Wilson's comments were less noteworthy for their particulars than for the fact that a senior military intelligence officer chose at this time to recast the official U.S. portrayal of the KLA, which in March was characterized in Pentagon briefings as all but finished as a fighting force. Pentagon spokesman Kenneth Bacon said Wilson was not trying to imply a new relationship with the KLA, from which NATO has tried to maintain a public distance because of the guerrilla force's goal of independence from Serbia as opposed to the autonomy favored by the allies.
"He just stated the obvious, which is that after 64 days of pounding, the [Serb forces] have been diminished in their capability," Bacon said. "Our goal has never been to empower the KLA to create more fighting. Our goal has been to end fighting in Kosovo."
Calling the KLA a "resurgent group," Wilson said the guerrillas have recently become more aggressive in their patrols, particularly in western Kosovo, where a month ago they captured a Yugoslav Army barracks in Kosare, about a mile north of the Albanian border.

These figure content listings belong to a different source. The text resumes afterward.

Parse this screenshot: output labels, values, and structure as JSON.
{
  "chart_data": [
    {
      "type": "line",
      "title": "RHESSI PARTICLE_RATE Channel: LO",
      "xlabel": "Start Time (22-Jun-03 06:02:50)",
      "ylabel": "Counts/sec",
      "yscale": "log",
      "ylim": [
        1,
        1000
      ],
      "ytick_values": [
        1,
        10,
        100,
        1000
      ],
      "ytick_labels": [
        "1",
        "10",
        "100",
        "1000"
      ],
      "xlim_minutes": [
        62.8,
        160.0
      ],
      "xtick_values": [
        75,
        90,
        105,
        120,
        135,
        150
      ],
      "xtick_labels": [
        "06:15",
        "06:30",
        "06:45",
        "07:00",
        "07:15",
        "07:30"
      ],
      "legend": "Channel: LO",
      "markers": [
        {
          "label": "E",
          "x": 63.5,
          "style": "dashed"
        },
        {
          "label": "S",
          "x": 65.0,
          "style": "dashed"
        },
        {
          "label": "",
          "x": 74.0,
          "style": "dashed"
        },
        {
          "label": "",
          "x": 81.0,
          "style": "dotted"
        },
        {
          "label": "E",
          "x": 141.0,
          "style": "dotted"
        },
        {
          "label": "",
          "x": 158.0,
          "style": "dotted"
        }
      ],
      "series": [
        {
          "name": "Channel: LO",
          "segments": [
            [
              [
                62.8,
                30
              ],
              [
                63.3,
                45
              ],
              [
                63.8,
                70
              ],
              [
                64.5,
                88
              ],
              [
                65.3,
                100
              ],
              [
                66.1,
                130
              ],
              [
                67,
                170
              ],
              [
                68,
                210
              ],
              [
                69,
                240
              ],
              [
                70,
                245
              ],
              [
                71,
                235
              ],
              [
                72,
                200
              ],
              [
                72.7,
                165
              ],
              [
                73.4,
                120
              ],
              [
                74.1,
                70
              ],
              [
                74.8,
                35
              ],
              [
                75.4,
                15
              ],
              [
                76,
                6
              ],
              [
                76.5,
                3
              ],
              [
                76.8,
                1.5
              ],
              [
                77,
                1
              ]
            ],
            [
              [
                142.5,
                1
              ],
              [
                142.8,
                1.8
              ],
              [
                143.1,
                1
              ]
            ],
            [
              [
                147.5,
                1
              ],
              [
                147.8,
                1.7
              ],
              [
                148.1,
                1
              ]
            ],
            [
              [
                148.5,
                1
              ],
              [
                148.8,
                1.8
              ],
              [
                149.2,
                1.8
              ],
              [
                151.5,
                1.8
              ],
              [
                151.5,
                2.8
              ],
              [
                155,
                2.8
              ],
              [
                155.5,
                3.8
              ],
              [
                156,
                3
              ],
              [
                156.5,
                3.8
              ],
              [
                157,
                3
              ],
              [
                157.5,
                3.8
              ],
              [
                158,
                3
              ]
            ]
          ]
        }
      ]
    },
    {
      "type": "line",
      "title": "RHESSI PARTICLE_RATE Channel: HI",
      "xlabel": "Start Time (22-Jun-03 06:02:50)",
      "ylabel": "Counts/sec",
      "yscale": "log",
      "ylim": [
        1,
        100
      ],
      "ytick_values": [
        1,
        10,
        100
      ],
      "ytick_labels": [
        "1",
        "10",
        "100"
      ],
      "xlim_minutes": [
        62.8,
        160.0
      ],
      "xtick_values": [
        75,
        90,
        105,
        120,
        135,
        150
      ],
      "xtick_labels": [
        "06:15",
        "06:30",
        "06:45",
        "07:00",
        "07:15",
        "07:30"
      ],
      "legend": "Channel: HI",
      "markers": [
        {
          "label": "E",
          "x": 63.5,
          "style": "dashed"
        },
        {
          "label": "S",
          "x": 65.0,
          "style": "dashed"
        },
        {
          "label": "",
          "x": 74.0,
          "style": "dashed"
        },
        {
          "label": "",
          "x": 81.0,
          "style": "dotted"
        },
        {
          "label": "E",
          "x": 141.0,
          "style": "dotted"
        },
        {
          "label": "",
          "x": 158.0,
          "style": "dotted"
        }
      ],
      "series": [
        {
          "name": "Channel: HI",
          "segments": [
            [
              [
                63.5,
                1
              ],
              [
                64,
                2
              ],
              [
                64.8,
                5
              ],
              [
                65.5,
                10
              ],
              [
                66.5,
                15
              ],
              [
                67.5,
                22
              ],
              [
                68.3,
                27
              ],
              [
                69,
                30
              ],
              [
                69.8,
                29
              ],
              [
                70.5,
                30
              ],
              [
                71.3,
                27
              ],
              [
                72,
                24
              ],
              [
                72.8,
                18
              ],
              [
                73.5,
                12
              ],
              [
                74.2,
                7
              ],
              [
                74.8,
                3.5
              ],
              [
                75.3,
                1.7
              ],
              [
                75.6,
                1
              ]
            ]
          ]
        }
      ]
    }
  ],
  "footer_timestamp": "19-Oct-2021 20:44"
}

Last Friday, NATO warplanes, apparently unaware that the building had changed hands, bombed it, killing five sleeping rebels and injuring 25.
When asked what was the most successful KLA military operation in the past week, Wilson said he could provide no details, but that rebel fighters overran an Army unit and captured a large supply of ammunition and weapons, including what he said were some heavy weapons.
"It's those kinds of things that are successful cut off an artillery unit so they can't be effectively used in an operation," Wilson said. "We've had reports of some small number of Serb patrols or units which are retreating or running as opposed to fighting."
But the intelligence chief had no estimate of casualties among Serb security forces and no explanation other than the Serbs' reduced mobility of why, if there are as many as 17,000 KLA fighters standing against 25,000 Yugoslav Army troops in Kosovo, there have not been more engagements of the two forces than have been reported.